My first assessment in establishing this new habit was finding a new job in the small city foreign and naive to my field. Given the small, who-you-know nature of Erie, job rejections both in and out of the creative market were heavy and expected. I reached out to the only local art gallery, inquiring to submit some pieces for sale. After about four or five emails sent, I eventually received a reply stating that my poster prints just wouldn’t fit. Sexism was then realized as a local silk-screening business looking for an extra set of hands pushed aside my education, portfolio, and personal creative ambition to barely offer a possibility of a “frontdesk” position (not related to the original job posting) with their only other female employee. Other various out-of-state applications received more attention but never enough to go beyond a fleeting fruition.

I constantly reassured myself something would eventually work out; something was out there that I just haven’t stumbled upon yet. I kept pushing, trying new venues.

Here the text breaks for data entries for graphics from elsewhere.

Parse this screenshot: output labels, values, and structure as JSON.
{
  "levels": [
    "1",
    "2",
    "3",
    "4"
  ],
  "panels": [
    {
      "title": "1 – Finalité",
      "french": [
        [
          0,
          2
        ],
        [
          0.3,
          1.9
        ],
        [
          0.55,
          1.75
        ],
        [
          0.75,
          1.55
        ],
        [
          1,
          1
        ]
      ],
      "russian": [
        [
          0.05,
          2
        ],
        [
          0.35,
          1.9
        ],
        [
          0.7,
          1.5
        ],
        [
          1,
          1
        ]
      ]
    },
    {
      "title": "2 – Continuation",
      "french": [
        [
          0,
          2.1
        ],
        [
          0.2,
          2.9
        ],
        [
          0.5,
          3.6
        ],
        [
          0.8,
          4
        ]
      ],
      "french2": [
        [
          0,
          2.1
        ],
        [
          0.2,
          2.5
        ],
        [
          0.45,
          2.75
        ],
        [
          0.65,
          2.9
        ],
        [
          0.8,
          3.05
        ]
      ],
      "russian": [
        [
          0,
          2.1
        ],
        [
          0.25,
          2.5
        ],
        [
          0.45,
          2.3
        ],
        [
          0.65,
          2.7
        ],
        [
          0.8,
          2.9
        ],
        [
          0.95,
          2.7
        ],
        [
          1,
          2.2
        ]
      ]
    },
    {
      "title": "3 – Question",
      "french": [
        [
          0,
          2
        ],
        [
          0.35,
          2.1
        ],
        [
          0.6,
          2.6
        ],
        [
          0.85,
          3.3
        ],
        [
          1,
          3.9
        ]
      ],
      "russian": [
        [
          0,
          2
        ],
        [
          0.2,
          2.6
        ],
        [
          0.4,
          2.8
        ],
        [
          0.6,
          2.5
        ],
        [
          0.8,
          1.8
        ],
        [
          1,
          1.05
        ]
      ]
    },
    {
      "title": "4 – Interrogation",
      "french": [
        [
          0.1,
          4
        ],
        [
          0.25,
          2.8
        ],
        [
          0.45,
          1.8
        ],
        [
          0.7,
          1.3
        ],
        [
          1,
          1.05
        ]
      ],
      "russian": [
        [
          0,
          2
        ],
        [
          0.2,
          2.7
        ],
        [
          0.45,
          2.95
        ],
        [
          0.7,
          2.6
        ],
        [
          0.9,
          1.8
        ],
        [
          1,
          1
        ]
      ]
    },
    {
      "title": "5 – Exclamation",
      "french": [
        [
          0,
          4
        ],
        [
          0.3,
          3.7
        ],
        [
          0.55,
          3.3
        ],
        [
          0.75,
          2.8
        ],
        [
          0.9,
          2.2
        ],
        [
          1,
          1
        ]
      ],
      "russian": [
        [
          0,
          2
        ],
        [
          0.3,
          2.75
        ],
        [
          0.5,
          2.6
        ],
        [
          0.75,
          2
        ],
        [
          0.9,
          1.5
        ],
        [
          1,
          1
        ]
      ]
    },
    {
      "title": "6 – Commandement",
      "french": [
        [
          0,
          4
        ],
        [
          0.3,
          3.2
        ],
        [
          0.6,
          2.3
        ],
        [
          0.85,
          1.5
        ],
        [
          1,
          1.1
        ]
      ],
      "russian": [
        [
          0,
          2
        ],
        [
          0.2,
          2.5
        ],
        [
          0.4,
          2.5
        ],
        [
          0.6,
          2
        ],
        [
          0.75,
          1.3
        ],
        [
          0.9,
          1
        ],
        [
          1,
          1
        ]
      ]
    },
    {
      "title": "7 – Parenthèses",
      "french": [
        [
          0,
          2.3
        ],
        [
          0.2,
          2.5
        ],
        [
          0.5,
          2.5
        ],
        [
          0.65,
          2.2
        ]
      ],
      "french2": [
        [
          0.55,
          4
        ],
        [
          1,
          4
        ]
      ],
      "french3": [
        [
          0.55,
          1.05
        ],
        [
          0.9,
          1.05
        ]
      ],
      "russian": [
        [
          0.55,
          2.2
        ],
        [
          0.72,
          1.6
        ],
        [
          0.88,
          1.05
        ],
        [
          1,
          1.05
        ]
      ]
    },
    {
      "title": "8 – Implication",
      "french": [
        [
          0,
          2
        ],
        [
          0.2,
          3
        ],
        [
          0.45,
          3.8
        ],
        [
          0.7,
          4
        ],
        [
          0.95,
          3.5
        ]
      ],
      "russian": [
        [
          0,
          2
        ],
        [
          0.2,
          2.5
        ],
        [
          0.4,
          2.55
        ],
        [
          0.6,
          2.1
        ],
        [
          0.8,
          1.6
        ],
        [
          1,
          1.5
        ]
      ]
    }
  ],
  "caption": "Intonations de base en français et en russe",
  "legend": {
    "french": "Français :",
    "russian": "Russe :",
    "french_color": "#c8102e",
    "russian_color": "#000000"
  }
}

After about three months, a temp-agency offered a day-job opportunity regardless of its irrelevance to my field.

There is always information to be learned, and knowledge to be gained. This manufacture processed it’s orders locally, built it’s products in-house, and distributed internationally–all with less than a dozen local employees. I began my training with the mindset as an aspiring entrepreneur, to not only observe but to obtain a hands-on experience of how a business is ran. After I was given a tour and demo of the shop-floor production, I knew immediately there was another opportunity to be had and inquired the possibility of using the shop equipment after hours. With access to a bandsaw, flat sander, edge sander, drill press, and a clean, safe working space, my side hustle began a new stage in it’s life.


The Process


Around November 2016 I made a decision that took a small act of courage–I decided to start believing in myself and taking my work, my passion, my dream seriously. I purchased a workbook for entrepreneurs and a large reference guide packed with publication venues and artistic opportunities.

January 2017 I applied to Pittsburgh’s Three Rivers Art Festival. The previous July, during a spur of the moment visit with the best of company, I was taken aback by the honest and true craftsmanship that fled the city streets. I finally discovered a creative community in which I admired and shared their same beliefs. This festival became my first goal to publicize my side hustle.

By the tail end of January 2017 I was laid-off from the comforting confines of my day-job. Just like clockwork, the job hunt was on once again. That very night, as I sat at the dinner table with my family, I revisited an application I had been saving and stated to myself without doubt, “I’m going to apply to this.”

A month later, and a little bit of rework on my passion project proposal (from my TRAF application) I submitted an application hours before the deadline with confidence–though not specifically in the lifetime opportunity I was directly applying for, but the dream I was finally developing into a tenaciously obtainable goal.



Beginning of March I reached out to another, local art festival only to find out there is a waiting list for applications as they circulate the same artists from the previous year, first. A few days later I received my rejection email from the Three Rivers Arts Festival. I simply reassured myself (just as before) that something better was in store. I wasn’t going to let this stop me so quickly and I would continue trying and reaching out.

The following week I received yet another email. This time from a woman named Heidi, requesting a phone interview regarding my Adobe Creative Residency application. In that very moment, even if I did not make the cut in the end, the simple fact that a huge, international company on the other side of the country wanted to take the time to call and talk about my work was THE feat within itself. And this was it, that something I knew I would find.